Location: Shiner, TX
Style: Bock Bier
Texas. Pride. These are the two words I think of when I see Shiner. As someone who lived and worked in Texas, I can whole-heartedly say there is no other state that takes pride in its own like Texas does. Shiner beer is very much a part of this pride. The Spoetzl Brewery is located in Shiner, TX, a tiny town "no bigger than a postage stamp in the heart of Texas" as described on Shiner's site. This small Texas town has been producing lagers with German influence for over 100 years. Every drop of Shiner comes from Shiner. That's they way it is and always has been. And there's something about that even an outsider can appreciate.
Shiner Bock is their flagship lager. I see Shiner popping up more and more around the country, and it sort of reminds me of Yuengling in terms of how relatable it can be to non-craft-beer-drinkers.

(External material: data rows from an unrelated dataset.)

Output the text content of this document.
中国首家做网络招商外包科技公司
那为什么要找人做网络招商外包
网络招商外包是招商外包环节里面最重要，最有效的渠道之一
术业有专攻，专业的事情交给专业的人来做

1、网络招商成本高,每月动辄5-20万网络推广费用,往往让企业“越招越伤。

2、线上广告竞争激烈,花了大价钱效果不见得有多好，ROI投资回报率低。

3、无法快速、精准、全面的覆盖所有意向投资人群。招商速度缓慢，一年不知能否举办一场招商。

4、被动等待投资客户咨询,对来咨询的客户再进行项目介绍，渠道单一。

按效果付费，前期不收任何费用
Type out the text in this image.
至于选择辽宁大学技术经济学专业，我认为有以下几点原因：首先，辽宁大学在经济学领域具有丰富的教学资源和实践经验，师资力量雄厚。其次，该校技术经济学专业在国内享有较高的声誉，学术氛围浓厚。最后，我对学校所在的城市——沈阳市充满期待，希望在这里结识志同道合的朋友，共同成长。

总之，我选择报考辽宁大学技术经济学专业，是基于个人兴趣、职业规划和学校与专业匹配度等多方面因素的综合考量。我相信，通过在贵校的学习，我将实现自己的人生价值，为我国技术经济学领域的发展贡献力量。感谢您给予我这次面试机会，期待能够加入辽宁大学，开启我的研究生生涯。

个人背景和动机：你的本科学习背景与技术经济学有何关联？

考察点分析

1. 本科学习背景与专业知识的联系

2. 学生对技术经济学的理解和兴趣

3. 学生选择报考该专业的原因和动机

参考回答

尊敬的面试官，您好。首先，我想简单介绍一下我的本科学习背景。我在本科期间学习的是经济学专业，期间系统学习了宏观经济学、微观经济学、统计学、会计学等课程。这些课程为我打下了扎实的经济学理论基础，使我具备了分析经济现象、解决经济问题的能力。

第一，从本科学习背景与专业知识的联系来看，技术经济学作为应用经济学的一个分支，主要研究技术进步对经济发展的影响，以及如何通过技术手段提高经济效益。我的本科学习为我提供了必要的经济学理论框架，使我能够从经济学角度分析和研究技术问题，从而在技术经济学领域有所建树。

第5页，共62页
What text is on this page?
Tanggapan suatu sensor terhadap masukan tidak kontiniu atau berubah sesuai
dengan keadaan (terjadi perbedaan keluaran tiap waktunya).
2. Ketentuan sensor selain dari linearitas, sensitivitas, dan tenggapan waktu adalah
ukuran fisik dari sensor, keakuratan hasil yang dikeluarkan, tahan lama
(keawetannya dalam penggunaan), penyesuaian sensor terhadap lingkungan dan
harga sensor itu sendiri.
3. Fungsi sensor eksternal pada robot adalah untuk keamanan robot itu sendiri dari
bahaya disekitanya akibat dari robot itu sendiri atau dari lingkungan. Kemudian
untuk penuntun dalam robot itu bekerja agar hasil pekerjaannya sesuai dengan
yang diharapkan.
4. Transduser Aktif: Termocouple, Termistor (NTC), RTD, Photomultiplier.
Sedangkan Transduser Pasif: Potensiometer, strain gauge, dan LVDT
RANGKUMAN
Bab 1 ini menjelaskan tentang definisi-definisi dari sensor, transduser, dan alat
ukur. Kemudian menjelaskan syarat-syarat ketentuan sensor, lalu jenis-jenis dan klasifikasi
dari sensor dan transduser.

Appearance: Sweet tea color with a quickly fading head. The beer is obviously filtered and appears lighter than one might expect from a Bock beer (note: this is brewed in the tradition of an American lager, and not necessarily a German bock).

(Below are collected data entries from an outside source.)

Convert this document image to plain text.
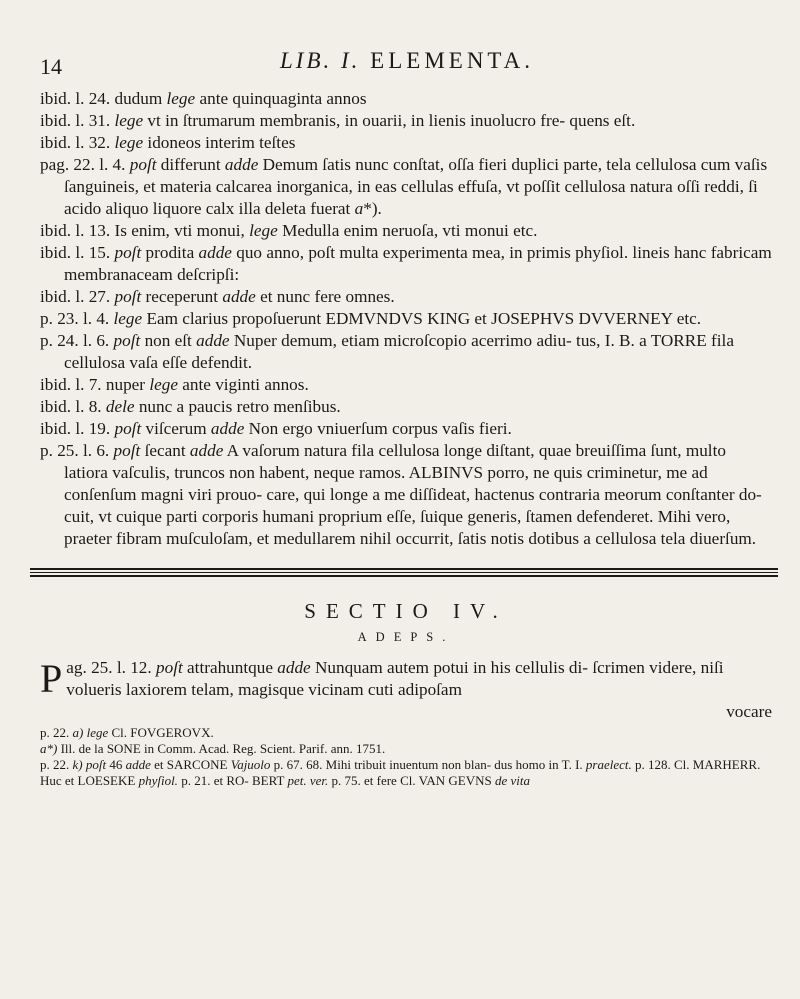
14	LIB. I. ELEMENTA.
ibid. l. 24. dudum lege ante quinquaginta annos
ibid. l. 31. lege vt in ſtrumarum membranis, in ouarii, in lienis inuolucro fre- quens eſt.
ibid. l. 32. lege idoneos interim teſtes
pag. 22. l. 4. poſt differunt adde Demum ſatis nunc conſtat, oſſa fieri duplici parte, tela cellulosa cum vaſis ſanguineis, et materia calcarea inorganica, in eas cellulas effuſa, vt poſſit cellulosa natura oſſi reddi, ſi acido aliquo liquore calx illa deleta fuerat a*).
ibid. l. 13. Is enim, vti monui, lege Medulla enim neruoſa, vti monui etc.
ibid. l. 15. poſt prodita adde quo anno, poſt multa experimenta mea, in primis phyſiol. lineis hanc fabricam membranaceam deſcripſi:
ibid. l. 27. poſt receperunt adde et nunc fere omnes.
p. 23. l. 4. lege Eam clarius propoſuerunt EDMVNDVS KING et JOSEPHVS DVVERNEY etc.
p. 24. l. 6. poſt non eſt adde Nuper demum, etiam microſcopio acerrimo adiu- tus, I. B. a TORRE fila cellulosa vaſa eſſe defendit.
ibid. l. 7. nuper lege ante viginti annos.
ibid. l. 8. dele nunc a paucis retro menſibus.
ibid. l. 19. poſt viſcerum adde Non ergo vniuerſum corpus vaſis fieri.
p. 25. l. 6. poſt ſecant adde A vaſorum natura fila cellulosa longe diſtant, quae breuiſſima ſunt, multo latiora vaſculis, truncos non habent, neque ramos. ALBINVS porro, ne quis criminetur, me ad conſenſum magni viri prouo- care, qui longe a me diſſideat, hactenus contraria meorum conſtanter do- cuit, vt cuique parti corporis humani proprium eſſe, ſuique generis, ſtamen defenderet. Mihi vero, praeter fibram muſculoſam, et medullarem nihil occurrit, ſatis notis dotibus a cellulosa tela diuerſum.
SECTIO IV.
ADEPS.
Pag. 25. l. 12. poſt attrahuntque adde Nunquam autem potui in his cellulis di- ſcrimen videre, niſi volueris laxiorem telam, magisque vicinam cuti adipoſam
vocare
p. 22. a) lege Cl. FOVGEROVX.
a*) Ill. de la SONE in Comm. Acad. Reg. Scient. Parif. ann. 1751.
p. 22. k) poſt 46 adde et SARCONE Vajuolo p. 67. 68. Mihi tribuit inuentum non blan- dus homo in T. I. praelect. p. 128. Cl. MARHERR. Huc et LOESEKE phyſiol. p. 21. et RO- BERT pet. ver. p. 75. et fere Cl. VAN GEVNS de vita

Aroma: Mild aromas and there's not a lot to pick up on. I do get hints of malt, but nothing to write home about.
Taste: As one might gather from my comparison to Yuengling, this is a mildly smooth and unoffensive beer. It has a strong malt base with some nutty characteristics and a caramel sweetness on the finish. The beer has an overall clean feel, as there is little-to-no aftertaste, dryness, or bitterness. Something that I have noticed in several Shiner brews, and it's most noticeable in this one, is a subtle but troubling copper or metallic taste that I get towards the back of the palate. I have had Shiner Bock on draught, from a can, and in a bottle, and the copper flavor is always there. I am not sure what causes this, but it's definitely not pleasing.
Overall: I love the history of this beer and what Spoetzl represents to Texas, but the beer itself is mild and forgettable. It's a cheap beer (if you live in Texas), but not worth the price you'll pay if you're outside the Lonestar State.